Engin Dinç’in Haberi

Özel Yetkili Savcılığın, MİT Müsteşarı Hakan Fidan ve dört eski MİT mensubunu ifadeye çağırmasının ardından Özel Yetkili Mahkemeler yeniden tartışma konusu oldu. Yeni Şafak yazarı Abdülkadir Selvi, Özel Yetkili Mahkemelerin kaldırabileceğini yazdı. Biz de Özel Yetkili Mahkemelerin hukuki durumunu ve kaldırılması durumunda neler olabileceğini eski İstanbul Barosu Başkanı Yücel Sayman ve Eski Cumhuriyet Başsavcı Reşat Petek’e sorduk.

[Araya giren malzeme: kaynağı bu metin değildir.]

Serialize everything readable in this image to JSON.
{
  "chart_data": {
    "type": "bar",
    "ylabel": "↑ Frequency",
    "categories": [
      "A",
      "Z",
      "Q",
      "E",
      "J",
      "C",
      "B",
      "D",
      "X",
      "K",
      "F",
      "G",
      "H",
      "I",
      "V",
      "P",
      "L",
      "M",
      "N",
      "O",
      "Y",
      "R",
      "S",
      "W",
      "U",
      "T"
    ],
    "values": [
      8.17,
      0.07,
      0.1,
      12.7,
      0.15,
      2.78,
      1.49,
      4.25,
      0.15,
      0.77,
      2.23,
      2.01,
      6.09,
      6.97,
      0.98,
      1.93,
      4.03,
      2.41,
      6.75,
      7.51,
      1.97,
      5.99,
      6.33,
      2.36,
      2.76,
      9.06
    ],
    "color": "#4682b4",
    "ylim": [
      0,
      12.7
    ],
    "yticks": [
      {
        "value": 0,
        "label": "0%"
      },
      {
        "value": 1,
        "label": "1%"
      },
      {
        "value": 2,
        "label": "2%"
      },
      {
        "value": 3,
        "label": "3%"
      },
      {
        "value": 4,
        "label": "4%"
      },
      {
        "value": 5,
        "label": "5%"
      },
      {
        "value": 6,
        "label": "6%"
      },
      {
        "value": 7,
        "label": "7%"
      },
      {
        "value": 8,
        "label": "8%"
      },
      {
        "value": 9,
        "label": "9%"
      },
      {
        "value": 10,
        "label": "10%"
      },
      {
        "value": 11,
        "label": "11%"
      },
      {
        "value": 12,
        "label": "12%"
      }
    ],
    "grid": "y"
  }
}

ÖZEL YETKİLİ MAHKEMELER DGM’NİN DEVAMI

MİT krizinin ardından Özel Yetkili Mahkemelerin kaldırılacağı iddialarını sorduğumuz Yücel Sayman, konuyla ilgili olarak şunları söyledi:

“Özel yetkili mahkemeler, Ergenekon davasıyla tartışmaya açıldı. Daha doğrusu tartışmaya o tarihte açılmadı ama o zamana kadar tartışmayan insanlar da tartışmaya başladılar. Yoksa ondan önce yerini alan devlet güvenlik mahkemeleri tartışılıyordu. Aslında bu özel yetkili mahkemeler devlet güvenlik mahkemelerinin bir devamı. Yeni bir tartışma değil bu. Bazıları kendileri yeni tartıştıkları için, yeni bir tartışma zannediyorlar bunu…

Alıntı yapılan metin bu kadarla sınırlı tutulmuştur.